After a presentation by the Environmental Commission, the Byram Township Council agreed for the Planning Board to give input regarding an ordinance limiting impervious coverage percentages in Byram Township.
Environmental Commission Chair (EC) Kathleen Parrish presented a request for an ordinance limiting the amount of impervious coverage on different sized lots in Byram at the council’s last meeting. She said the ordinance would help prevent run-off of pesticides and herbicides into lakes, rivers, streams, and protect the drinking water. Impervious surfaces prevent rain water from passing through, including: driveways, paved rock ways, decks, swimming pools, additions, and patios.
When residents apply for a patio or addition, Parrish explained, the ordinance would consider the percentage of impervious surface being added to the entire property, or if the property is near a body of water. Additionally, she said, ways to prevent run-off would be to require rain gardens, dry wells, or retention basins.

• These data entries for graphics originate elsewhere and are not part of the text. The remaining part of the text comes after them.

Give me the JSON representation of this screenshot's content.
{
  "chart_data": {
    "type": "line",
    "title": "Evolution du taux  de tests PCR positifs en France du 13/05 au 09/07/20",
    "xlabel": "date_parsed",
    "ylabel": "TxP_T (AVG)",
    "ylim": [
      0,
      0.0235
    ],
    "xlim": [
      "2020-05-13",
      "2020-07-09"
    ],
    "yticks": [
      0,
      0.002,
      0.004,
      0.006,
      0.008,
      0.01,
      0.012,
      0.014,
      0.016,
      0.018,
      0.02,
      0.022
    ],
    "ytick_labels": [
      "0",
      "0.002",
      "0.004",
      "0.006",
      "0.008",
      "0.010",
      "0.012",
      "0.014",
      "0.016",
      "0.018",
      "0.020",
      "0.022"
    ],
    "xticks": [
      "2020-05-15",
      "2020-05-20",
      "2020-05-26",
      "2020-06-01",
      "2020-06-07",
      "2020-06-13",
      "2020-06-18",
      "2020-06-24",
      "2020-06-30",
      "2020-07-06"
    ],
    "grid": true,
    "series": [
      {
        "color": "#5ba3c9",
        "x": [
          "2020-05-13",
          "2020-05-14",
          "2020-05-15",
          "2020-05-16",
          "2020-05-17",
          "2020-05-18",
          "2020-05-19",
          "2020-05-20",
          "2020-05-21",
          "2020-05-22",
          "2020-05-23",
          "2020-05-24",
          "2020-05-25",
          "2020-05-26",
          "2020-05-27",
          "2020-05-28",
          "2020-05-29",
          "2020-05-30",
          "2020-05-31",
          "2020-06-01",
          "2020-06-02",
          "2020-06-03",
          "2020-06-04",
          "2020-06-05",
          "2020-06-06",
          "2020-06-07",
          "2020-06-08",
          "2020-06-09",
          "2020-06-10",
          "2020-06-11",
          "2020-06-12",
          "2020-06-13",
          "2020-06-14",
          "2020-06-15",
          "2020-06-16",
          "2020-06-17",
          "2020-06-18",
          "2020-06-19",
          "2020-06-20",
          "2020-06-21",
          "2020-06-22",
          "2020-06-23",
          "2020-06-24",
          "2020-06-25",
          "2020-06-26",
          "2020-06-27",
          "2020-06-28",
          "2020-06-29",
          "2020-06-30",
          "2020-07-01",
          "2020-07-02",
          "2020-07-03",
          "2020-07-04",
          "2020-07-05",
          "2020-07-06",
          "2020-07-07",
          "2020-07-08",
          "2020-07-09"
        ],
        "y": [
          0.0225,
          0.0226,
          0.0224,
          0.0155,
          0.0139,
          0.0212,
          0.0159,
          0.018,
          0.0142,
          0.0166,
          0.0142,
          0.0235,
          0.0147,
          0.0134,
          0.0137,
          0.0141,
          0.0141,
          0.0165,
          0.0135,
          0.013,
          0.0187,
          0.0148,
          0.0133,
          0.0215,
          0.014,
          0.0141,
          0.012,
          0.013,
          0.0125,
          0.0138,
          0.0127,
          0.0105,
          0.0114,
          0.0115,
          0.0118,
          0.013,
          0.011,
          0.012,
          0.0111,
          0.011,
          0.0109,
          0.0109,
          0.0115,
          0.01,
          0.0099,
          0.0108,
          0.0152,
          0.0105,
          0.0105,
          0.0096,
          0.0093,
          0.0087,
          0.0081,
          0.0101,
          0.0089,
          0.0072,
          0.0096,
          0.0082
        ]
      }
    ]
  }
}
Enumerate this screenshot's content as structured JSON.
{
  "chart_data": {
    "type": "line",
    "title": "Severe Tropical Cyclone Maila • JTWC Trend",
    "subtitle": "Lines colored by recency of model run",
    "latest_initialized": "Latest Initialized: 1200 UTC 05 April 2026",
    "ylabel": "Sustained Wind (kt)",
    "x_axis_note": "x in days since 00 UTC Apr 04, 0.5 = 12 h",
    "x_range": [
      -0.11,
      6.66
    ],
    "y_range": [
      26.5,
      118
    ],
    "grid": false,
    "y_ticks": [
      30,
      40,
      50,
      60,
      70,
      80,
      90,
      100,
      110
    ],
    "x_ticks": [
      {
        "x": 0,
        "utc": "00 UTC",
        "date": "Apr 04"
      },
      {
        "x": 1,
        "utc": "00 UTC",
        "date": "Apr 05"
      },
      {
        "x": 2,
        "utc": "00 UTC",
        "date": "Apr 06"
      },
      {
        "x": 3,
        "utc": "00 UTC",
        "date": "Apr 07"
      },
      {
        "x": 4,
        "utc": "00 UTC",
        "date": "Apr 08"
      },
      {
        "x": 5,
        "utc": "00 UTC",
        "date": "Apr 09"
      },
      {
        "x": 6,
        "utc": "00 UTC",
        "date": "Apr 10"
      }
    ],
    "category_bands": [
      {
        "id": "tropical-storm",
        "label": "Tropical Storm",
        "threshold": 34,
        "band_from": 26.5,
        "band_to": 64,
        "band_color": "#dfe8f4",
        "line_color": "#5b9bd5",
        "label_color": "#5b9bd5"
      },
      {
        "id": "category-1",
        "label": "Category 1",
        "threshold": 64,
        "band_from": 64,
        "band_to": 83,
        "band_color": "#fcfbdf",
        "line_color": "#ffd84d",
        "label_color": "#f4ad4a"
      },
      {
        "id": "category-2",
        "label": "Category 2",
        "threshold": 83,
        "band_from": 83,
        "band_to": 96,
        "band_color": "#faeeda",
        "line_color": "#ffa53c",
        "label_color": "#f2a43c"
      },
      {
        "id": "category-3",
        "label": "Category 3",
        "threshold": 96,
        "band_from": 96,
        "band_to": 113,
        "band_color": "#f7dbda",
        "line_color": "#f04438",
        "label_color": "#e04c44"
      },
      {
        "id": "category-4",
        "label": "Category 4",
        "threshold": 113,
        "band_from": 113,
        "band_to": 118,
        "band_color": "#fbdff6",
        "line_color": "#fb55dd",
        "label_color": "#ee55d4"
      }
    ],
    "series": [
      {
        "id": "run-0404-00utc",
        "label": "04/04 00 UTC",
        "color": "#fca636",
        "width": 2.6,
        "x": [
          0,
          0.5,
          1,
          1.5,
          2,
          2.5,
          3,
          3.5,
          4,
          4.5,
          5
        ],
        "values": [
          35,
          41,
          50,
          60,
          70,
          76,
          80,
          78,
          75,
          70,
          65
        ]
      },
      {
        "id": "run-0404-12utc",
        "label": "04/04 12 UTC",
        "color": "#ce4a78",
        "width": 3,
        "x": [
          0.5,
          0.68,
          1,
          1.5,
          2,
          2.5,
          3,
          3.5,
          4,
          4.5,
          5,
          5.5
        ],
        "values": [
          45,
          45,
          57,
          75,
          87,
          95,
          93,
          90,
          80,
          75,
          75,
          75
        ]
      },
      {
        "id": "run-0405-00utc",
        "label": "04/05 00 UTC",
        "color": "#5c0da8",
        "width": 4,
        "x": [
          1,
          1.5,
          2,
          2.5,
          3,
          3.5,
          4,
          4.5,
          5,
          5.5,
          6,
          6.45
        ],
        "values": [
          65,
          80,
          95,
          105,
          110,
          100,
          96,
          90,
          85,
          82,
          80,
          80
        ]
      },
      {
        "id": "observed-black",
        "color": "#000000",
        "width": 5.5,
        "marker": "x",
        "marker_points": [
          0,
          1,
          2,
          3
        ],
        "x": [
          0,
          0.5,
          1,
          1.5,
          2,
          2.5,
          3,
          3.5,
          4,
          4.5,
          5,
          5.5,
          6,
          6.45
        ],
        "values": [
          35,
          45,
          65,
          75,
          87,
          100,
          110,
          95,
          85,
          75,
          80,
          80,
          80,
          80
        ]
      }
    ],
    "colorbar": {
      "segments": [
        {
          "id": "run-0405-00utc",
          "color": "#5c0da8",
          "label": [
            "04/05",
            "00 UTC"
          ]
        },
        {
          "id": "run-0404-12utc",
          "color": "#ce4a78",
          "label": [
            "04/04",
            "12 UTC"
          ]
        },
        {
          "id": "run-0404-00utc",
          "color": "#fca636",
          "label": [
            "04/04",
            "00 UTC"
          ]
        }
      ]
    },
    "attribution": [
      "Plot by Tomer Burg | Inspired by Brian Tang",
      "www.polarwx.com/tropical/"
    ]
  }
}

During discussion, Deputy Mayor Rayond Bonker said he appreciated the EC volunteer efforts to make Byram a better town, and the EC should educate residents about best practices. Furthermore, he said, he is philosophically opposed to any further infringement on private property rights. He said he prefers giving people maximum private property rights, minimizing government, and not the other way around. No matter how well intentioned those efforts may sound, Bonker added, he will actively oppose any ordinance which attempts to further weaken private property rights.
Councilwoman Cris Franco agreed about not restricting usage of private property rights, and she said she understands there should be some guidance.
Mayor Alexander Rubenstein asked how many quarter acre lots would comply today with the numbers being proposed in the ordinance. After calculations, he determined that the maximum amount of impervious coverage for a quarter acre would be around 1,570 square feet, which he said seemed restrictive, and nobody could comply with today.
Rubenstein also agreed that the proposed ordinance placed many restrictions on what people can do with their private property, and he wants people to be able to enjoy their property. He said that he did not like introducing an ordinance which restricts what every person on the lake front is able to do.
Councilman Jack Gallagher said 95 percent of the people who live on the lake pay attention to what they are doing to the lake. He also was not in favor of the proposed ordinance.
Councilman Harvey Roseff recommended sending the ordinance idea to the Planning Board for their input.